Meira mengembungkan pipinya. “Udah lima kali.”

“Bangsat! Pedofil lo, Meira!”

“Apaan sih! Gak jelas lo. Meskipun usianya baru dua puluh empat, tapi permainannya ngalah-ngalahin Raffael. Dia sekali aja udah melengos. Payah!”

“Dan itu yang elo cari, kan? Yang bisa bikin elo mendesah lama-lama?” tanya Feby sembari mengulas senyum nakal kepada Meira.

“Bisa jadi. Tapi, gue gak berani ambil langkah lebih jauh lagi. Gue gak mau kena PHP lagi, gue gak mau ngasih dia harapan palsu juga. Pokoknya gue gak mau, kena jebakan dia.”

“Meira. Kapan lagi, punya berondong tajir? Udahlah, gak usah mikirin soal umur. Meski sebenarnya gue juga agak shock sih, dengernya. Tapi, kalau duitnya tebel, lo gak perlu kerja lagi, kan?”

Meira terdiam. Ia kemudian menghela napasnya dengan panjang dan meneguk wine kembali.

“Elo sendiri, kapan lepas dari Pak Reymond? Lo gak tahu dipenggal anaknya, kalau tahu elo sering nemenin dia?” tanya Meira kepada Feby.

“Gue udah mau udahan. Tapi, dianya yang nggak mau. Gue juga punya cowok, Mei. Gue pengen nikah, pengen punya anak. Umur gue udah tua, sama kayak elo.”

Meira menyunggingkan bibirnya. “Ya udah, bilang aja kalau elo hamil. Terus resign, habis itu nikah, sama cowok lo yang sok ganteng itu.”

“Cowok gue emang ganteng, Meira.”

“Serah lo aja dah.” Meira kembali menjambak rambutnya sembari memeluk kedua lutut kakinya.

Membayangkan betapa ganasnya Daniel saat mencumbunya. Meira kemudian menelan salivanya dengan pelan.

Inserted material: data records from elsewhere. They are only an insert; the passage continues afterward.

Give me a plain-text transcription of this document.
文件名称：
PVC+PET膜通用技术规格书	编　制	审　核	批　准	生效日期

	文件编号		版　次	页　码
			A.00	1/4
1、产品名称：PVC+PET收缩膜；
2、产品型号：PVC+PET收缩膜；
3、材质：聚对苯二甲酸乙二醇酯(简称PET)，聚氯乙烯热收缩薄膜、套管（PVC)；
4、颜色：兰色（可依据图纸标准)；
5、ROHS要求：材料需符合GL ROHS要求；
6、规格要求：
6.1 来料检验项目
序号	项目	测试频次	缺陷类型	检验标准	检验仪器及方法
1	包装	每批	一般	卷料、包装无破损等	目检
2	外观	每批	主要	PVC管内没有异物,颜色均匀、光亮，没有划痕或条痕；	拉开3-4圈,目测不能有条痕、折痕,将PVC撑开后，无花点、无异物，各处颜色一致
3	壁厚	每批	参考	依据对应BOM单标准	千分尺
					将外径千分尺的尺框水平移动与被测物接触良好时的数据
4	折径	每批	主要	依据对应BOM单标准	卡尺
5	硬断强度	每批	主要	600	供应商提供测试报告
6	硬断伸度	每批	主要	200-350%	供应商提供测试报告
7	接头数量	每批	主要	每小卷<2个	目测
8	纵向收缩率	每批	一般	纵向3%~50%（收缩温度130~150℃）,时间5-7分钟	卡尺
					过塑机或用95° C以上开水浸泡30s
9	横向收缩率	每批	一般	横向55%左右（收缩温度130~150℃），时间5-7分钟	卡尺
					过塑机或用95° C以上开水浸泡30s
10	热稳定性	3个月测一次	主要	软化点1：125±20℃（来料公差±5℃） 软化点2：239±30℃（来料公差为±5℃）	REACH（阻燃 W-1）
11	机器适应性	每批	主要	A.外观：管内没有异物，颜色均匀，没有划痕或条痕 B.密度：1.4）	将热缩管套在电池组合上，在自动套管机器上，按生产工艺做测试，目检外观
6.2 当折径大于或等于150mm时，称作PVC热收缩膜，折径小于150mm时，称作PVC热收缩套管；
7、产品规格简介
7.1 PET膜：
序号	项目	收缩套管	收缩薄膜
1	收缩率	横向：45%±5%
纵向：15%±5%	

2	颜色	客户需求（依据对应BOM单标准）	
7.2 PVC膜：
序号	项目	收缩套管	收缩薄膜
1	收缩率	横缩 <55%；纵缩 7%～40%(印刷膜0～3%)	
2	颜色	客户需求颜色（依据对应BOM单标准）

“Kenapa harus dua puluh empat tahun sih?” gumamnya dengan pelan.

Keesokan harinya. Daniel membuka matanya. Ia lalu mengambil ponselnya dan mengirim pesan kepada Meira.

Daniel: [Morning. Aku ada kelas pagi hari ini. Pulang kerja, aku akan menjemputmu.]

Pesan terkirim.

Daniel kemudian menghela napasnya dengan panjang dan beranjak dari tempat tidurnya. Lelaki itu pulang ke rumah orang tuanya setelah menghabiskan satu hari satu malam bersama dengan Meira.

“Morning, Mom.” Daniel menyapa sang mama yang tengah menyiapkan sarapan untuk mereka.

“Morning. Hari ini Vallery ada kegiatan kampus dan katanya dia pinjem mobil kamu yang mercy.” Linda—sang mama memberi tahu.

Daniel mengangguk. “Aku udah baca chat dia. Lagi pula, itu mobil udah lama gak aku pakai juga.”

“Iya, Sayang. How, with your business? Lancar, hum?” tanya Linda sembari menyesap camomile tea miliknya.

“Lancar. Aman terkendali. Oh, ya, Mom. Lusa, anniversary kantor, ya?”

Linda mengangguk. “Dan seperti biasanya, kamu tidak pernah datang, ke acara itu.”

Daniel menerbitkan senyumnya. “Kali ini aku akan datang.”

“Oh my God. Are you seriously? Daddy kamu, yang paksa?”